# Sacramento Perch in Utah?



## tye dye twins (Mar 8, 2011)

I was reading through some library books on panfish and I noticed in th proc that the Sacramento Perch limit is 8. So where in Utah would you find this species?


----------



## LOAH (Sep 29, 2007)

Pruess Lake (Garrison Reservoir). It's out by the Nevada state line. Here's a map link:

http://maps.google.com/maps?hl=en&ll=38 ... 1&t=h&z=15


----------



## tye dye twins (Mar 8, 2011)

Hey I will have to hit that when I go to ski Great Basin National Park next year! Here is a couple pics of GBNP. It is the 2nd least visited national park in the usa.

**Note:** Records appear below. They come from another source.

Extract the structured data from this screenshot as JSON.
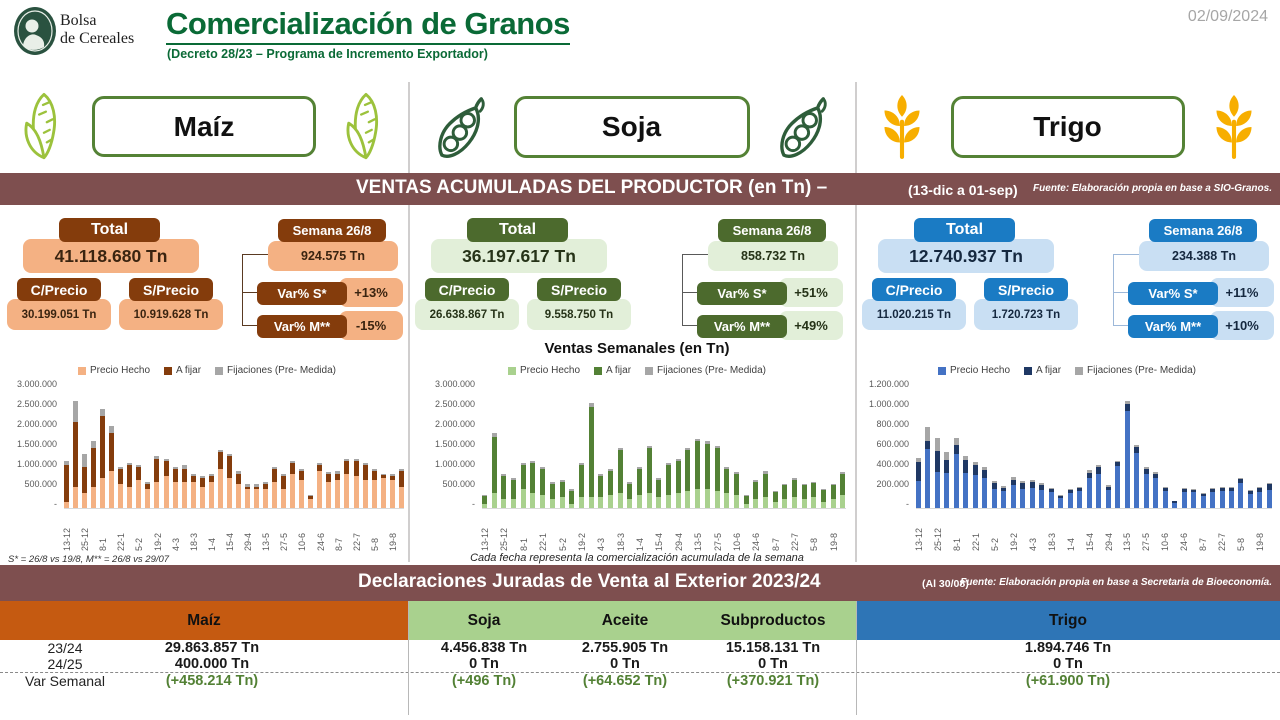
{
  "header": {
    "logo_line1": "Bolsa",
    "logo_line2": "de Cereales",
    "title": "Comercialización de Granos",
    "subtitle": "(Decreto 28/23 – Programa de Incremento Exportador)",
    "date": "02/09/2024"
  },
  "crops": {
    "maiz": "Maíz",
    "soja": "Soja",
    "trigo": "Trigo"
  },
  "banner_ventas": {
    "title": "VENTAS ACUMULADAS DEL PRODUCTOR (en Tn) –",
    "period": "(13-dic a 01-sep)",
    "source": "Fuente: Elaboración propia en base a SIO-Granos."
  },
  "stats": {
    "maiz": {
      "total_label": "Total",
      "total_value": "41.118.680 Tn",
      "cprecio_label": "C/Precio",
      "cprecio_value": "30.199.051 Tn",
      "sprecio_label": "S/Precio",
      "sprecio_value": "10.919.628 Tn",
      "semana_label": "Semana 26/8",
      "semana_value": "924.575 Tn",
      "var_s_label": "Var% S*",
      "var_s_value": "+13%",
      "var_m_label": "Var% M**",
      "var_m_value": "-15%"
    },
    "soja": {
      "total_label": "Total",
      "total_value": "36.197.617 Tn",
      "cprecio_label": "C/Precio",
      "cprecio_value": "26.638.867 Tn",
      "sprecio_label": "S/Precio",
      "sprecio_value": "9.558.750 Tn",
      "semana_label": "Semana 26/8",
      "semana_value": "858.732 Tn",
      "var_s_label": "Var% S*",
      "var_s_value": "+51%",
      "var_m_label": "Var% M**",
      "var_m_value": "+49%"
    },
    "trigo": {
      "total_label": "Total",
      "total_value": "12.740.937 Tn",
      "cprecio_label": "C/Precio",
      "cprecio_value": "11.020.215 Tn",
      "sprecio_label": "S/Precio",
      "sprecio_value": "1.720.723 Tn",
      "semana_label": "Semana 26/8",
      "semana_value": "234.388 Tn",
      "var_s_label": "Var% S*",
      "var_s_value": "+11%",
      "var_m_label": "Var% M**",
      "var_m_value": "+10%"
    }
  },
  "charts_meta": {
    "soja_title": "Ventas Semanales (en Tn)",
    "maiz_footnote": "S* = 26/8 vs 19/8, M** = 26/8 vs 29/07",
    "soja_footnote": "Cada fecha representa la comercialización acumulada de la semana"
  },
  "chart_data": [
    {
      "type": "bar",
      "stacked": true,
      "crop": "Maíz",
      "legend": [
        "Precio Hecho",
        "A fijar",
        "Fijaciones (Pre- Medida)"
      ],
      "legend_position": "top",
      "grid": false,
      "ylim": [
        0,
        3000000
      ],
      "y_ticks": [
        "3.000.000",
        "2.500.000",
        "2.000.000",
        "1.500.000",
        "1.000.000",
        "500.000",
        "-"
      ],
      "x_ticks": [
        "13-12",
        "25-12",
        "8-1",
        "22-1",
        "5-2",
        "19-2",
        "4-3",
        "18-3",
        "1-4",
        "15-4",
        "29-4",
        "13-5",
        "27-5",
        "10-6",
        "24-6",
        "8-7",
        "22-7",
        "5-8",
        "19-8"
      ],
      "x_tick_every": 2,
      "series": [
        {
          "name": "Precio Hecho",
          "color": "#F4B183",
          "values": [
            150000,
            500000,
            350000,
            500000,
            700000,
            850000,
            550000,
            500000,
            650000,
            450000,
            600000,
            750000,
            600000,
            600000,
            600000,
            500000,
            600000,
            900000,
            700000,
            550000,
            450000,
            450000,
            450000,
            600000,
            450000,
            800000,
            650000,
            200000,
            850000,
            600000,
            650000,
            800000,
            750000,
            650000,
            650000,
            700000,
            650000,
            500000
          ]
        },
        {
          "name": "A fijar",
          "color": "#843C0C",
          "values": [
            850000,
            1500000,
            600000,
            900000,
            1450000,
            900000,
            350000,
            500000,
            300000,
            100000,
            550000,
            350000,
            300000,
            300000,
            150000,
            200000,
            150000,
            400000,
            500000,
            250000,
            50000,
            50000,
            100000,
            300000,
            300000,
            250000,
            200000,
            80000,
            150000,
            200000,
            150000,
            300000,
            350000,
            350000,
            200000,
            80000,
            100000,
            350000
          ]
        },
        {
          "name": "Fijaciones (Pre- Medida)",
          "color": "#A6A6A6",
          "values": [
            100000,
            500000,
            300000,
            150000,
            150000,
            150000,
            50000,
            50000,
            50000,
            50000,
            50000,
            50000,
            50000,
            100000,
            50000,
            50000,
            50000,
            50000,
            50000,
            50000,
            50000,
            50000,
            50000,
            50000,
            50000,
            50000,
            50000,
            20000,
            50000,
            50000,
            50000,
            50000,
            50000,
            50000,
            50000,
            20000,
            50000,
            50000
          ]
        }
      ]
    },
    {
      "type": "bar",
      "stacked": true,
      "crop": "Soja",
      "title": "Ventas Semanales (en Tn)",
      "legend": [
        "Precio Hecho",
        "A fijar",
        "Fijaciones (Pre- Medida)"
      ],
      "legend_position": "top",
      "grid": false,
      "ylim": [
        0,
        3000000
      ],
      "y_ticks": [
        "3.000.000",
        "2.500.000",
        "2.000.000",
        "1.500.000",
        "1.000.000",
        "500.000",
        "-"
      ],
      "x_ticks": [
        "13-12",
        "25-12",
        "8-1",
        "22-1",
        "5-2",
        "19-2",
        "4-3",
        "18-3",
        "1-4",
        "15-4",
        "29-4",
        "13-5",
        "27-5",
        "10-6",
        "24-6",
        "8-7",
        "22-7",
        "5-8",
        "19-8"
      ],
      "x_tick_every": 2,
      "series": [
        {
          "name": "Precio Hecho",
          "color": "#A9D18E",
          "values": [
            100000,
            350000,
            200000,
            200000,
            450000,
            350000,
            300000,
            200000,
            250000,
            100000,
            250000,
            250000,
            250000,
            300000,
            350000,
            200000,
            300000,
            350000,
            250000,
            300000,
            350000,
            400000,
            450000,
            450000,
            400000,
            350000,
            300000,
            100000,
            200000,
            250000,
            150000,
            200000,
            250000,
            200000,
            250000,
            150000,
            200000,
            300000
          ]
        },
        {
          "name": "A fijar",
          "color": "#538135",
          "values": [
            180000,
            1300000,
            550000,
            450000,
            550000,
            700000,
            600000,
            350000,
            350000,
            300000,
            750000,
            2100000,
            500000,
            550000,
            1000000,
            350000,
            600000,
            1050000,
            400000,
            700000,
            750000,
            950000,
            1100000,
            1050000,
            1000000,
            550000,
            500000,
            180000,
            400000,
            550000,
            230000,
            330000,
            400000,
            330000,
            330000,
            280000,
            330000,
            500000
          ]
        },
        {
          "name": "Fijaciones (Pre- Medida)",
          "color": "#A6A6A6",
          "values": [
            20000,
            100000,
            50000,
            50000,
            50000,
            50000,
            50000,
            50000,
            50000,
            50000,
            50000,
            100000,
            50000,
            50000,
            50000,
            50000,
            50000,
            50000,
            50000,
            50000,
            50000,
            50000,
            50000,
            50000,
            50000,
            50000,
            50000,
            20000,
            50000,
            50000,
            20000,
            20000,
            50000,
            20000,
            20000,
            20000,
            20000,
            50000
          ]
        }
      ]
    },
    {
      "type": "bar",
      "stacked": true,
      "crop": "Trigo",
      "legend": [
        "Precio Hecho",
        "A fijar",
        "Fijaciones (Pre- Medida)"
      ],
      "legend_position": "top",
      "grid": false,
      "ylim": [
        0,
        1200000
      ],
      "y_ticks": [
        "1.200.000",
        "1.000.000",
        "800.000",
        "600.000",
        "400.000",
        "200.000",
        "-"
      ],
      "x_ticks": [
        "13-12",
        "25-12",
        "8-1",
        "22-1",
        "5-2",
        "19-2",
        "4-3",
        "18-3",
        "1-4",
        "15-4",
        "29-4",
        "13-5",
        "27-5",
        "10-6",
        "24-6",
        "8-7",
        "22-7",
        "5-8",
        "19-8"
      ],
      "x_tick_every": 2,
      "series": [
        {
          "name": "Precio Hecho",
          "color": "#4472C4",
          "values": [
            250000,
            550000,
            340000,
            330000,
            500000,
            330000,
            310000,
            280000,
            180000,
            160000,
            210000,
            180000,
            190000,
            170000,
            150000,
            90000,
            140000,
            160000,
            280000,
            320000,
            170000,
            390000,
            900000,
            510000,
            320000,
            280000,
            160000,
            50000,
            150000,
            150000,
            110000,
            150000,
            160000,
            160000,
            230000,
            130000,
            150000,
            170000
          ]
        },
        {
          "name": "A fijar",
          "color": "#1F3864",
          "values": [
            180000,
            70000,
            190000,
            120000,
            90000,
            120000,
            90000,
            70000,
            50000,
            30000,
            50000,
            50000,
            50000,
            40000,
            30000,
            20000,
            30000,
            30000,
            50000,
            60000,
            30000,
            40000,
            70000,
            60000,
            40000,
            40000,
            30000,
            15000,
            30000,
            20000,
            20000,
            30000,
            30000,
            30000,
            40000,
            30000,
            40000,
            50000
          ]
        },
        {
          "name": "Fijaciones (Pre- Medida)",
          "color": "#A6A6A6",
          "values": [
            40000,
            130000,
            120000,
            70000,
            60000,
            30000,
            30000,
            30000,
            20000,
            20000,
            30000,
            20000,
            20000,
            20000,
            10000,
            10000,
            10000,
            10000,
            20000,
            20000,
            10000,
            10000,
            30000,
            20000,
            20000,
            20000,
            10000,
            5000,
            10000,
            10000,
            10000,
            10000,
            10000,
            10000,
            10000,
            10000,
            10000,
            10000
          ]
        }
      ]
    }
  ],
  "banner_ddjj": {
    "title": "Declaraciones Juradas de Venta al Exterior 2023/24",
    "asof": "(Al 30/08)",
    "source": "Fuente: Elaboración propia en base a Secretaria de Bioeconomía."
  },
  "export_table": {
    "row_labels": [
      "23/24",
      "24/25",
      "Var Semanal"
    ],
    "columns": [
      {
        "name": "Maíz",
        "color": "#C55A11",
        "values": [
          "29.863.857 Tn",
          "400.000 Tn",
          "(+458.214 Tn)"
        ]
      },
      {
        "name": "Soja",
        "color": "#A9D18E",
        "values": [
          "4.456.838 Tn",
          "0 Tn",
          "(+496 Tn)"
        ]
      },
      {
        "name": "Aceite",
        "color": "#A9D18E",
        "values": [
          "2.755.905 Tn",
          "0 Tn",
          "(+64.652 Tn)"
        ]
      },
      {
        "name": "Subproductos",
        "color": "#A9D18E",
        "values": [
          "15.158.131 Tn",
          "0 Tn",
          "(+370.921 Tn)"
        ]
      },
      {
        "name": "Trigo",
        "color": "#2E75B6",
        "values": [
          "1.894.746 Tn",
          "0 Tn",
          "(+61.900 Tn)"
        ]
      }
    ],
    "var_color": "#538135"
  }
}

Me skinning to the top of Bald Mtn.








Lehman Caves, a real life hallucination!








Our secret spot on Bald Mtn.








Our tracks on Bald Mtn.








Our buddy coming down Jeff Davis Peak.


----------



## LOAH (Sep 29, 2007)

That's pretty cool. Lehman Cave is awesome. I went there when I was a kid.

Now I've got to ask: What's the least visited Nat'l Park in the US?


----------



## tye dye twins (Mar 8, 2011)

Tortogia in Florida. There was a ranger that used to work there and he loved tortogia. He used to drive a boat in the ocean and he would see dolfins all the time.


----------